28. The conclusions reached by the tribunal on the head of rehabilitation is certainly not in accord with the principles laid down in the decisions.
29. Sri M.R. Narayanaswami, learned Counsel for the employers, contended that even making every allowance demanded by the workmen it is impossible that there could be that amount of surplus to justify the grant of three months' additional bonus. He argued that three persons are entitled to share in the surplus: the management, the workmen and the shareholders. Even assuming that all the contentions of the workmen with regard to the calculation of the surplus are correct, that could still not yield that amount of surplus which would justify the grant of additional bonus of three months' salary. That may be so. It is true that the workmen have claimed bonus for three months. But what the tribunal is called upon to determine is the quantum of surplus available according to the formula of the Labour Appellate Tribunal and thereafter to determine what amount of bonus could be given to the workmen. Whether it is three months' bonus as demanded by the workmen or less would depend upon the ascertainment of the surplus. Sri Narayanaswami's argument only suggests that the claim of three months' bonus is extravagant and cannot possibly be met. That, as I said, might be so. But, if, on the actual working of the surplus, the workmen are entitled to some bonus, whether it be fifteen days' wages or one month or more, that bag to be granted. What is important is the ascertainment of the surplus.
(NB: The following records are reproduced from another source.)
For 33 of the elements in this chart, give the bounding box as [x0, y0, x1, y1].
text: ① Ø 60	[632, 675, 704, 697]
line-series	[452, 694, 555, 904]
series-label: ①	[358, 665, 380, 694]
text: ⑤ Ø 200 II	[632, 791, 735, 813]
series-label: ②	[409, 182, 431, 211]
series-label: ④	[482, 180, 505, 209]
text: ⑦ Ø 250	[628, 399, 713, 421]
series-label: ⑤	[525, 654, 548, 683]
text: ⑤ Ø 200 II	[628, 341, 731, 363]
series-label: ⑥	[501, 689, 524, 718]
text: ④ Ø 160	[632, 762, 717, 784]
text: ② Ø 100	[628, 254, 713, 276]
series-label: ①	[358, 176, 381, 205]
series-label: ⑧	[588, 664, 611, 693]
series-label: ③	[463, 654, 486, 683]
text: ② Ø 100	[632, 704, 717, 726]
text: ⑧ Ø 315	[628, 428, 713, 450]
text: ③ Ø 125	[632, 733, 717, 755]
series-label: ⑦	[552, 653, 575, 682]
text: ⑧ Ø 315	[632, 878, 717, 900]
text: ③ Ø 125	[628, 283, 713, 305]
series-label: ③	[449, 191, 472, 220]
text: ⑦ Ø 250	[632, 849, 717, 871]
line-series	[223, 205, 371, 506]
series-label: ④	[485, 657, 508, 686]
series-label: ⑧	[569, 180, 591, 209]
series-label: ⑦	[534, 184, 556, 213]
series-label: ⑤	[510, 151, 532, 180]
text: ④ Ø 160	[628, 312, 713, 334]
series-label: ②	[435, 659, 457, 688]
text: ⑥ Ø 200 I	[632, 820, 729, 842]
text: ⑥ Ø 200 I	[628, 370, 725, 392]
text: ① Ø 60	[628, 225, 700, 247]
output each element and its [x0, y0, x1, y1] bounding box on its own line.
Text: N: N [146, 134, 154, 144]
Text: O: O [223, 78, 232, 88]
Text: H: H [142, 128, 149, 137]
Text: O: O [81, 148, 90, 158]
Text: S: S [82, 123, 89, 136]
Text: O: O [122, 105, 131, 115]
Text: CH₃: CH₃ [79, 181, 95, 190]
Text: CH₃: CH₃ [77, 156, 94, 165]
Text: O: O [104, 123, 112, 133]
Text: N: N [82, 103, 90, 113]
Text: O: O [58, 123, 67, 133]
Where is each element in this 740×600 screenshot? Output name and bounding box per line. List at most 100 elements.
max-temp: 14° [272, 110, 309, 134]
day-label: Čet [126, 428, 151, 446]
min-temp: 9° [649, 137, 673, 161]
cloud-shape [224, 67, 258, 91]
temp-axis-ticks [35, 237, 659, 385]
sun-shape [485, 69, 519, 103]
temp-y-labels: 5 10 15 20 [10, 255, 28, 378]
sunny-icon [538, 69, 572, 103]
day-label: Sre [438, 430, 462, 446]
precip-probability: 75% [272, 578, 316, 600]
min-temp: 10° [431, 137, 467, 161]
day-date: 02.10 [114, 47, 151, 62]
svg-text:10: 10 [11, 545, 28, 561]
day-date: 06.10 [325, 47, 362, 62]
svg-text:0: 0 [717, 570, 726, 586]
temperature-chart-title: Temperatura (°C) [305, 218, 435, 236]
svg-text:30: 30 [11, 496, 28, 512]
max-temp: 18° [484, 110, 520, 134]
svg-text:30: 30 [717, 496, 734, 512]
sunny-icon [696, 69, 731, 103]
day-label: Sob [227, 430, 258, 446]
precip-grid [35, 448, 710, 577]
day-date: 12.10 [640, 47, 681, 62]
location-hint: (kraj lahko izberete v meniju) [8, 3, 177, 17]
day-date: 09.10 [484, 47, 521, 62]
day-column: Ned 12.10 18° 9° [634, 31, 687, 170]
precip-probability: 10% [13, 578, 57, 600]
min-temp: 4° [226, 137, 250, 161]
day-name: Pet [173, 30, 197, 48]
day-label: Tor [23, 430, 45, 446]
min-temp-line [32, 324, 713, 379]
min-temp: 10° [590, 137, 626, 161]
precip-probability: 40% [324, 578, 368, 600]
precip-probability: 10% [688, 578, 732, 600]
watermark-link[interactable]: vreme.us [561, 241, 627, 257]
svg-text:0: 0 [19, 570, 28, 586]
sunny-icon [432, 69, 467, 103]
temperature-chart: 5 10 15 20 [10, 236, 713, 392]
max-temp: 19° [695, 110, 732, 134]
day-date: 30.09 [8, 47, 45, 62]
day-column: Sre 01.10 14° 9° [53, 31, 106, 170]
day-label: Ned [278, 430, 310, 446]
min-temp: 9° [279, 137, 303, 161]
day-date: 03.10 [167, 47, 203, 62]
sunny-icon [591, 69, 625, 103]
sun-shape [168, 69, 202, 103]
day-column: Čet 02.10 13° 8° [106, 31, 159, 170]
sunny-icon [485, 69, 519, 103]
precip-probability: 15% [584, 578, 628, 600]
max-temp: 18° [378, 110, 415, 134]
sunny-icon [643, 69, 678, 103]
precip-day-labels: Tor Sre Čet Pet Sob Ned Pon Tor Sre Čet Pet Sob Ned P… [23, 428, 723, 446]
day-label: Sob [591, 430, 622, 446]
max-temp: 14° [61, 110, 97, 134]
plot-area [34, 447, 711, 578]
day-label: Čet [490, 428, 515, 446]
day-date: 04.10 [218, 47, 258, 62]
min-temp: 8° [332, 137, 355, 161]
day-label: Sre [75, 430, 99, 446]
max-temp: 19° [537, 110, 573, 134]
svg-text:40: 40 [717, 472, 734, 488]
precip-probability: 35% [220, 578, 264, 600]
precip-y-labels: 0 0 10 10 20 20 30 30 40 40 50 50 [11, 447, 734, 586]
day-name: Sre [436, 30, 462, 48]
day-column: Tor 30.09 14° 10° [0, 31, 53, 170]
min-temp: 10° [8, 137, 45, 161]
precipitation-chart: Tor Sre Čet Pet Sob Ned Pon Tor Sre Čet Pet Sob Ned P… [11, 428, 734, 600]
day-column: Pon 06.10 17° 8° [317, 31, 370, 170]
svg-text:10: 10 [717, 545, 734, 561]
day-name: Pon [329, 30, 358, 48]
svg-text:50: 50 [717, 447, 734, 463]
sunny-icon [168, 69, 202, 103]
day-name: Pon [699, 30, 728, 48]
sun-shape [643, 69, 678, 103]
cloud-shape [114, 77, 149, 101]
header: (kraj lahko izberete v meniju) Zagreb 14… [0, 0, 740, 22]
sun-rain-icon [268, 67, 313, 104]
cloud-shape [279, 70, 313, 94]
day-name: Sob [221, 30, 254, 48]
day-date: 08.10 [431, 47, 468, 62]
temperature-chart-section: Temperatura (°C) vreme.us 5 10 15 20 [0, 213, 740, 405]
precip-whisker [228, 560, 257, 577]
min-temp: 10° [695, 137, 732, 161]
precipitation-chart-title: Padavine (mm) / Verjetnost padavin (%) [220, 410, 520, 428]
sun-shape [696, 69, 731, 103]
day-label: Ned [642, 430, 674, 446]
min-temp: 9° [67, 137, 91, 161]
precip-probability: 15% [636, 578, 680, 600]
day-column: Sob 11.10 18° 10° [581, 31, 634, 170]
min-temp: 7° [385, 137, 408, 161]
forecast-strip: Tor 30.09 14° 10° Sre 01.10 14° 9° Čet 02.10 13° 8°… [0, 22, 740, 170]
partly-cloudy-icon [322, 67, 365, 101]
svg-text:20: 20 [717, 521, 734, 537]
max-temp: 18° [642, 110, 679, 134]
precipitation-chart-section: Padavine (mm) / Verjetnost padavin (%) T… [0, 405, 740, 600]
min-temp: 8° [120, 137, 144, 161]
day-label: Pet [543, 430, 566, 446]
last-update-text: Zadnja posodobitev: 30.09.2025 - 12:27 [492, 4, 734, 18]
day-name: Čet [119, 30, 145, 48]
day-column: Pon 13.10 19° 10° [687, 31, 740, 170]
30. At least on two points, viz., on the question of rehabilitation and the allowances for the return on reserves used as working capital, the tribunal has erred and its conclusions are inconsistent with the decisions referred to above. It follows, therefore, that the award of the tribunal has to be quashed. The tribunal will reconsider these two questions in the light of the observations contained herein and make such orders on the reference, as may be justified.
31. The writ petition is allowed but there will be no order as to costs.